The metal cane would work better to close the curtain in this situation, as I lay hopeless, in my painful need to get away from this menstrual pain. But I can't make the effort. I don't want to make the effort.
I'm in too m u c h p a i n...zzzz....

I wake up. It's around 7:30 or 8pm. The pain is still here. I manag e to drag myself to the nearest arm & close the curtain. The Pamprin didn't work either. Something is wrong with me. I need to get checked out. But I can't now. I have a broken pelvis. It needs to heal before I try to heal another problem near the same area.

The day after the fall, December 13, 2008, I started my period. And it lasted 11 days. My period has never lasted 11 days. Quite a long time. My bloody sheets and underwear were stained and changed very often. And this second bloody period since the fall is now causing me heavy menstrual pain.
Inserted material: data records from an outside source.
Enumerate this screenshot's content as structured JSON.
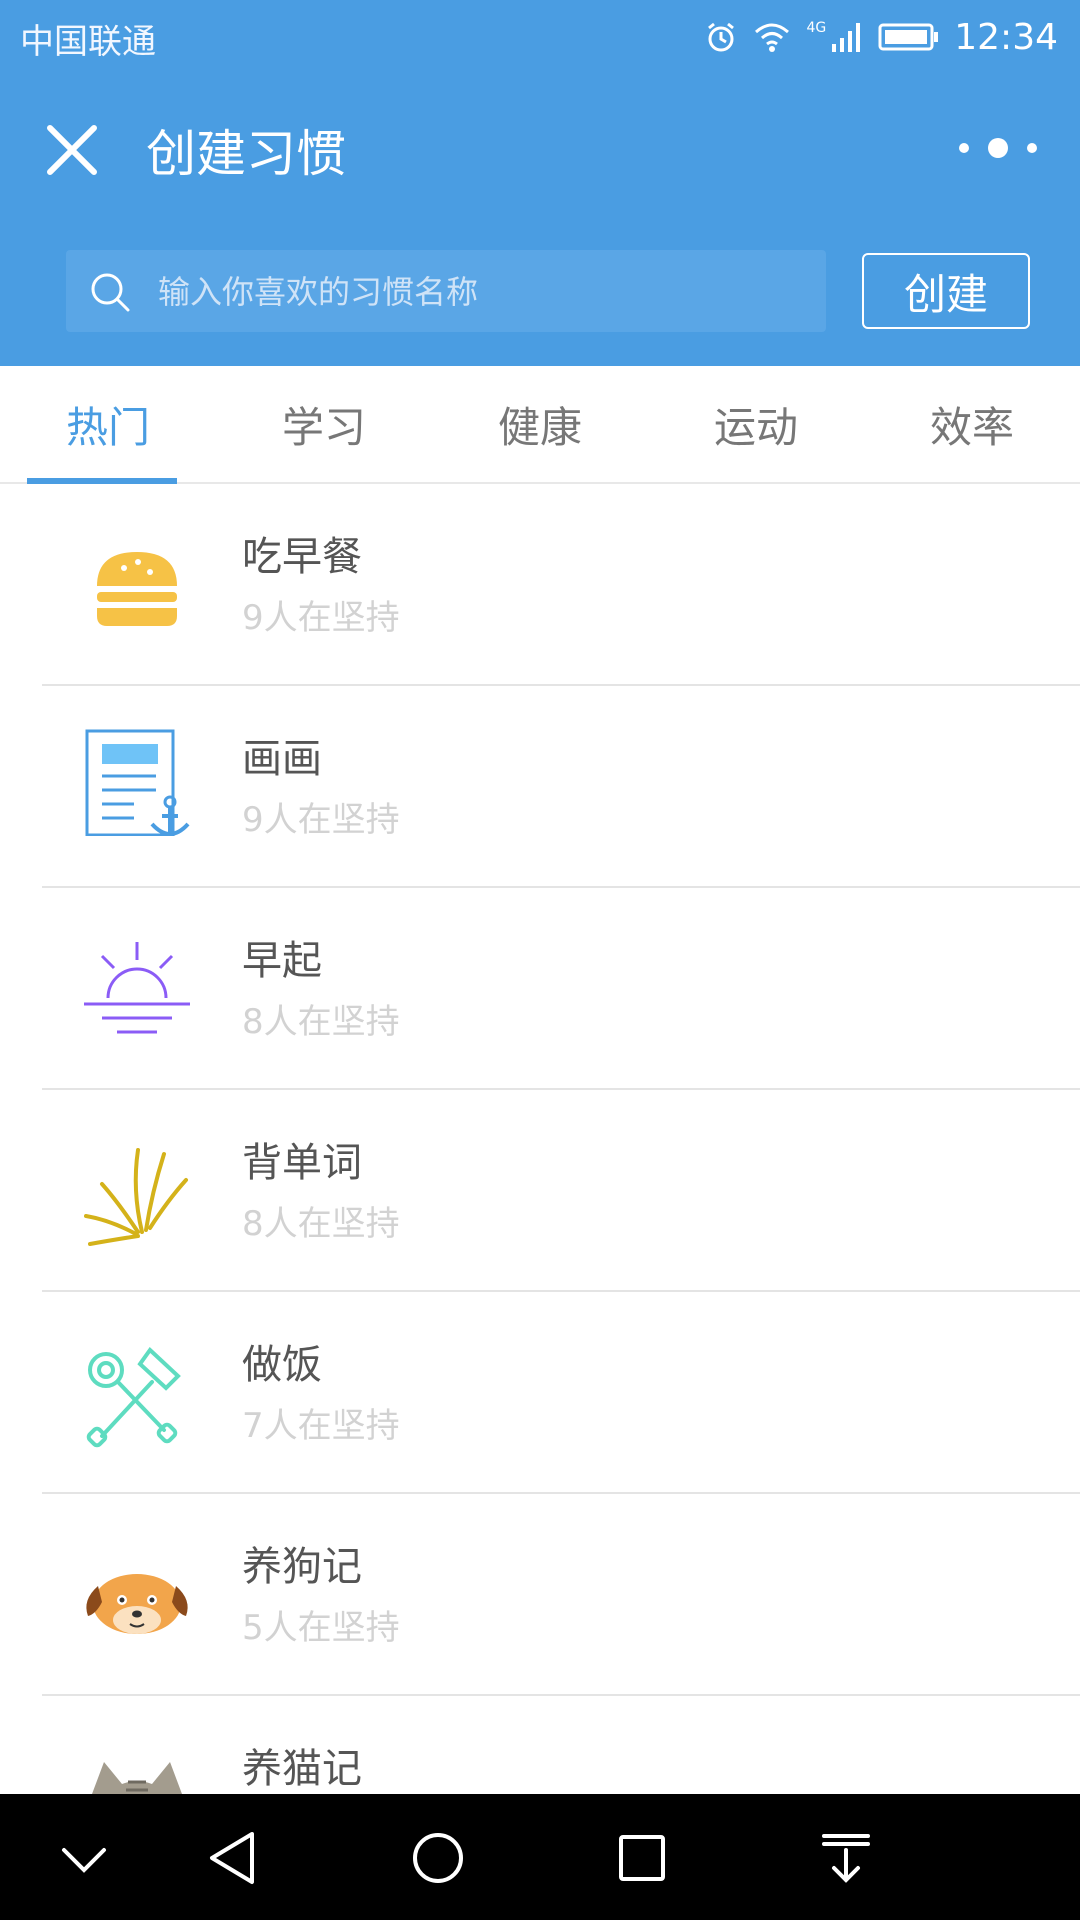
{
  "status_bar": {
    "carrier": "中国联通",
    "network": "4G",
    "time": "12:34"
  },
  "header": {
    "title": "创建习惯",
    "close_icon": "close-icon",
    "more_icon": "more-icon"
  },
  "search": {
    "placeholder": "输入你喜欢的习惯名称",
    "value": "",
    "create_label": "创建"
  },
  "tabs": [
    {
      "label": "热门",
      "active": true
    },
    {
      "label": "学习"
    },
    {
      "label": "健康"
    },
    {
      "label": "运动"
    },
    {
      "label": "效率"
    }
  ],
  "habits": [
    {
      "name": "吃早餐",
      "count": "9人在坚持",
      "icon": "burger-icon"
    },
    {
      "name": "画画",
      "count": "9人在坚持",
      "icon": "document-anchor-icon"
    },
    {
      "name": "早起",
      "count": "8人在坚持",
      "icon": "sunrise-icon"
    },
    {
      "name": "背单词",
      "count": "8人在坚持",
      "icon": "spark-lines-icon"
    },
    {
      "name": "做饭",
      "count": "7人在坚持",
      "icon": "kitchen-utensils-icon"
    },
    {
      "name": "养狗记",
      "count": "5人在坚持",
      "icon": "dog-face-icon"
    },
    {
      "name": "养猫记",
      "count": "",
      "icon": "cat-face-icon"
    }
  ],
  "colors": {
    "primary": "#4A9DE2",
    "tab_active": "#4A9DE2",
    "text": "#555555",
    "muted": "#d2d2d2"
  },
  "navbar": [
    "chevron-down-icon",
    "back-icon",
    "home-icon",
    "recents-icon",
    "notification-pull-icon"
  ]
}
I've had menstrual pain before, but Pamprin always works for me. Not this time. Not Ibuprofen either, and not even the once miracle drug I call The Buenos Aires Muscle Relaxers.

Pain followed me thru the night and into the next day. Bart went to look for a stronger prescription drug at my house, then at the pharmacy. When I fell down in 3 or 4 months ago in Buenos Aires, it was a bad fall. I didn’t break a bone, but I bruised my hip, the same side of my pelvic bone break and I started having bad menstrual cramps even when I wasn't on my period. Then I started a week later, 2 weeks early from my regular cycle. A little more heavier & longer. Before both falls, I didn't have trouble with any damn periods. Since the falls, I start earlier, I cramp heavier & longer, and this 11-day newbie shit threw me for a fuckin' loop. Something is wrong with me. And nothing seems to help to make the pain go away. I'm not motivated. Not even the ADD pill helps at this point. I just lay here with pain, hoping it will go away soon. And I can't do anything about it. I can't, until I heal from this pelvic injury.

I force myself to write out of my misery, but my pain writes with me.